II. Fecal microbiota transplantation (FMT) from ALS patients into SOD1 transgenic mice accelerated disease onset and progression, suggesting a causal role for gut microbiota in ALS pathology.

4. Therapeutic Implications:
I. A high-caloric diet (HCD) increased body weight in ALS mice but did not improve disease progression; in some cases, it worsened inflammatory burden.
II. The combination of FMT and dietary interventions demonstrated potential for modulating disease progression, but further research is needed to optimize beneficial microbiota transplantation strategies.

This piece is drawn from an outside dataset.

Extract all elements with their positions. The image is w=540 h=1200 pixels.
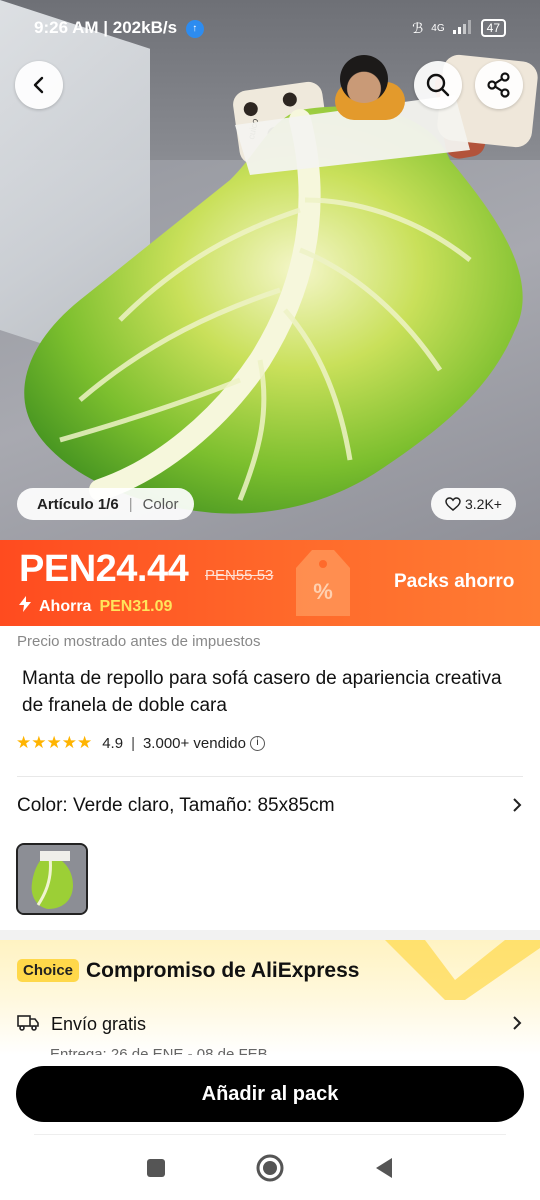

In sum, MegaALS has had a significant scientific and societal impact. It has advanced ALS research by contributing to new therapeutic strategies, particularly in the areas of immune modulation. The identification of biomarkers and the role of the immune system in ALS progression could pave the way for personalized medicine approaches, ultimately improving patient care. Additionally, the project has played a crucial role in training the next generation of ALS researchers. Another key achievement is the buildup of the ALSrisc Study, which will continue to provide unique and high-quality data for future ALS research.
Furture directions include the continued exploration of immune-based therapies, with a particular focus on targeting T cell responses. Research will also focus on the refinement of dietary and microbiota interventions to optimize their therapeutic potential. Additionally, we will expand on multi-omics research for ALS, which will facilitate biomarker discovery and clinical translation.

In addition to the above mentioned key results, MegaALS has created valuable scientific outputs that can benefit future research and the development of new treatment strategies.

Potential clinical application includes a) the identification of immune and metabolic biomarkers for prognosis prediction and patient stratification, b) the discovery of clonally expanded T cells in the central nervous system of patients, shedding light on potential immune targets and T cell based immunotherapy, as well as c) microbiota-targeted treatments, including dietary interventions.

In addition, MegaALS supported the buildup of the ALSrisc Study, which is becoming an increasingly rich data source for ALS research. The ALSrisc Study includes today more than 500 ALS cases and more than 300 controls with both in-depth data on disease phenotypes, risk factors, and various biomarkers. The biological specimens collected in ALSrisc Study build the foundation of future multi-omics analysis with the purposing of identifying better biomarkers for the risk and prognosis of ALS.

The findings of MegaALS have been actively disseminated to academic, clinical, and public audiences through high-impact scientific publications, conferences, and outreach activities. A complete list of all scientific publications is shown in the section below. In addition, research conducted in MegaALS have been constantly presented at leading ALS conferences, including ENCALS, MND/ALS Symposium, and Keystone Symposium on Neuro-Immune Interactions. Furthermore, MegaALS has supported the training of future ALS researchers including nine PhD theses, among which majority of the PhD graduates transitioned into postdoctoral research, continuing ALS research and expanding international collaborations.

In conclusion, MegaALS has provided important insights into our understanding of ALS as a disease, with significant implications for diagnosis, prognosis, and therapy development. By establishing new research resources, training the next generation of ALS scientists, and engaging in widespread dissemination efforts, MegaALS has made a lasting impact on ALS research and clinical care. The findings from this project will continue to contribute to future ALS research and support therapeutic strategies.

The MegaALS research program has made significant contribution to the literature on ALS research. These contributions are described above and have been published. The full list of all publications, including manuscripts can be found in the attached files (MegaALS_Publication and MegaALS_Publication_2). None of the manuscripts are in press.